Viruses transfer the antiviral second messenger cGAMP between cells

Bridgeman, J. Maelfait, T. Davenne, T. Partridge, Y. Peng, A. Mayer, T. Dong, V. Kaever, P. Borrow, J. Rehwinkel

Science 2015 Sep 11;349(6253):1228-32.

Speaker: Chou-Chen Chang (張肇宸)                                  Time: 13:00~14:00, Sep. 23, 2015

Commentator: Dr. Chih-Peng Chang (張志鵬 老師)          Place: Room 601

Abstract:

Sensing cytosolic DNA produces type I interferons (IFNs) since the cellular factor STING can be activated by recognizing the second messenger, cyclic GMP-AMP (cGAMP), which is synthesized by the cytosolic DNA sensor cGAMP synthase (cGAS). Activation of this STING signaling pathway eventually leads to the activation of transcription factor IRF3 and induction of IFNs [1]. Interestingly, cGAS-synthesized cGAMP can be transferred from producing cells to neighboring cells through gap junctions and then promotes STING activation [2]. Since host factor can be incorporated into the virion of human immunodeficiency virus 1 (HIV-1) [3], the authors were wondering whether virus infection could induce IFN by activating STING even independently of cGAS if the infecting virus can transfer the second messenger by incorporating cGAMP into virion. For this end, the authors produced VSV-G pseudo-typed HIV-1 lentivirus harboring EGFP reporter (HIV-1-GFP). HIV-1-GFP derived from 293T cells overexpressing wild-type mouse cGAS (m-cGAS) could induce IFNs in HEK293 or primary mouse bone marrow derived macrophages; whereas HIV-1-GFP derived from cell expressing catalytically inactive cGAS (m-cGAS-AA) did not. Furthermore, the authors demonstrated that such IFN induction triggered by HIV-1-GFP from cGAS-expressing cells is mediated by virions containing cGAMP and is independent of virus reverse transcription. Taken together, incorporating cGAMP into virion may promote long distance transmission of antiviral signals to cells located far from the initial site of infection. Such transfer of an antiviral mediator may help to speed up the immune response to put the brakes on viral spread. Loading viral vectors with cGAMP therefore holds promise for vaccine development.

References:

1. Sun L, Wu J, Du F, Chen X, Chen ZJ (2013) Cyclic GMP-AMP synthase is a cytosolic DNA sensor that activates the type I interferon pathway. Science 339: 786-791.

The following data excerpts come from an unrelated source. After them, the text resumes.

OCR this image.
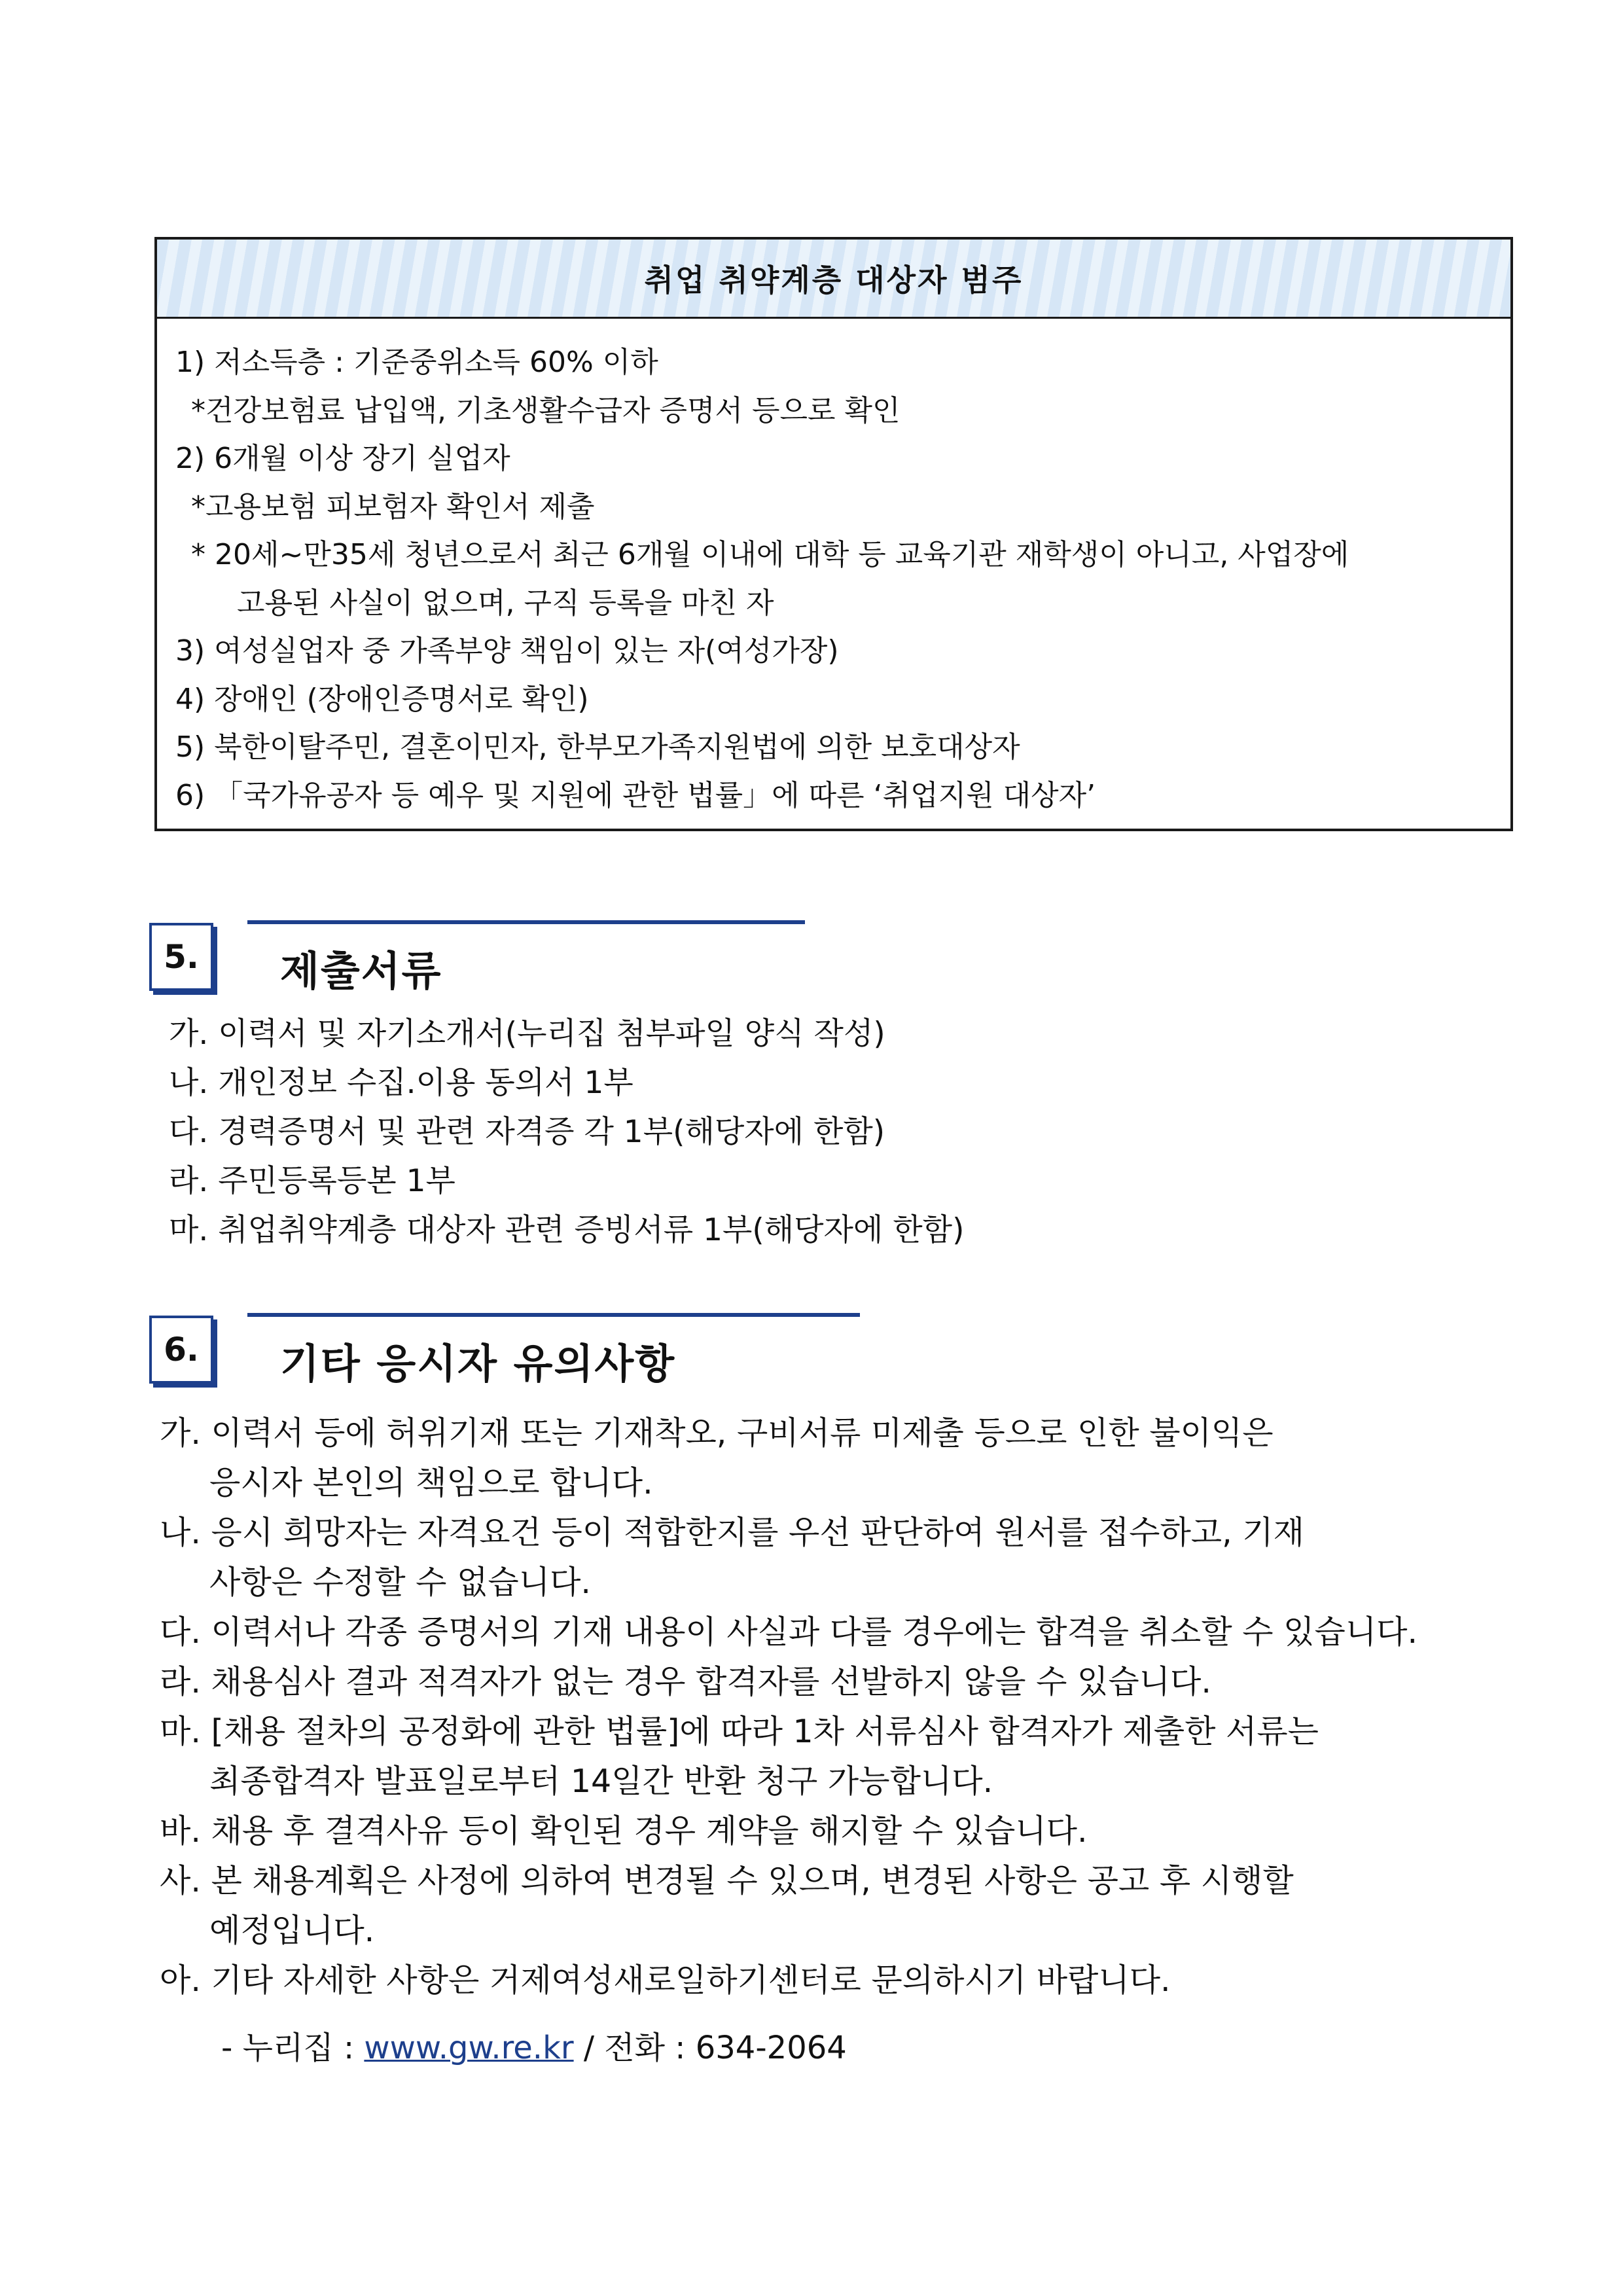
취업 취약계층 대상자 범주
1) 저소득층 : 기준중위소득 60% 이하
*건강보험료 납입액, 기초생활수급자 증명서 등으로 확인
2) 6개월 이상 장기 실업자
*고용보험 피보험자 확인서 제출
* 20세~만35세 청년으로서 최근 6개월 이내에 대학 등 교육기관 재학생이 아니고, 사업장에
고용된 사실이 없으며, 구직 등록을 마친 자
3) 여성실업자 중 가족부양 책임이 있는 자(여성가장)
4) 장애인 (장애인증명서로 확인)
5) 북한이탈주민, 결혼이민자, 한부모가족지원법에 의한 보호대상자
6) 「국가유공자 등 예우 및 지원에 관한 법률」에 따른 ‘취업지원 대상자’
5.	제출서류
가. 이력서 및 자기소개서(누리집 첨부파일 양식 작성)
나. 개인정보 수집.이용 동의서 1부
다. 경력증명서 및 관련 자격증 각 1부(해당자에 한함)
라. 주민등록등본 1부
마. 취업취약계층 대상자 관련 증빙서류 1부(해당자에 한함)
6.	기타 응시자 유의사항
가. 이력서 등에 허위기재 또는 기재착오, 구비서류 미제출 등으로 인한 불이익은
응시자 본인의 책임으로 합니다.
나. 응시 희망자는 자격요건 등이 적합한지를 우선 판단하여 원서를 접수하고, 기재
사항은 수정할 수 없습니다.
다. 이력서나 각종 증명서의 기재 내용이 사실과 다를 경우에는 합격을 취소할 수 있습니다.
라. 채용심사 결과 적격자가 없는 경우 합격자를 선발하지 않을 수 있습니다.
마. [채용 절차의 공정화에 관한 법률]에 따라 1차 서류심사 합격자가 제출한 서류는
최종합격자 발표일로부터 14일간 반환 청구 가능합니다.
바. 채용 후 결격사유 등이 확인된 경우 계약을 해지할 수 있습니다.
사. 본 채용계획은 사정에 의하여 변경될 수 있으며, 변경된 사항은 공고 후 시행할
예정입니다.
아. 기타 자세한 사항은 거제여성새로일하기센터로 문의하시기 바랍니다.
- 누리집 : www.gw.re.kr / 전화 : 634-2064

2. Ablasser A, Schmid-Burgk JL, Hemmerling I, Horvath GL, Schmidt T, et al. (2013) Cell intrinsic immunity spreads to bystander cells via the intercellular transfer of cGAMP. Nature 503: 530-534.

3. Harris RS, Bishop KN, Sheehy AM, Craig HM, Petersen-Mahrt SK, et al. (2003) DNA deamination mediates innate immunity to retroviral infection. Cell 113: 803-809.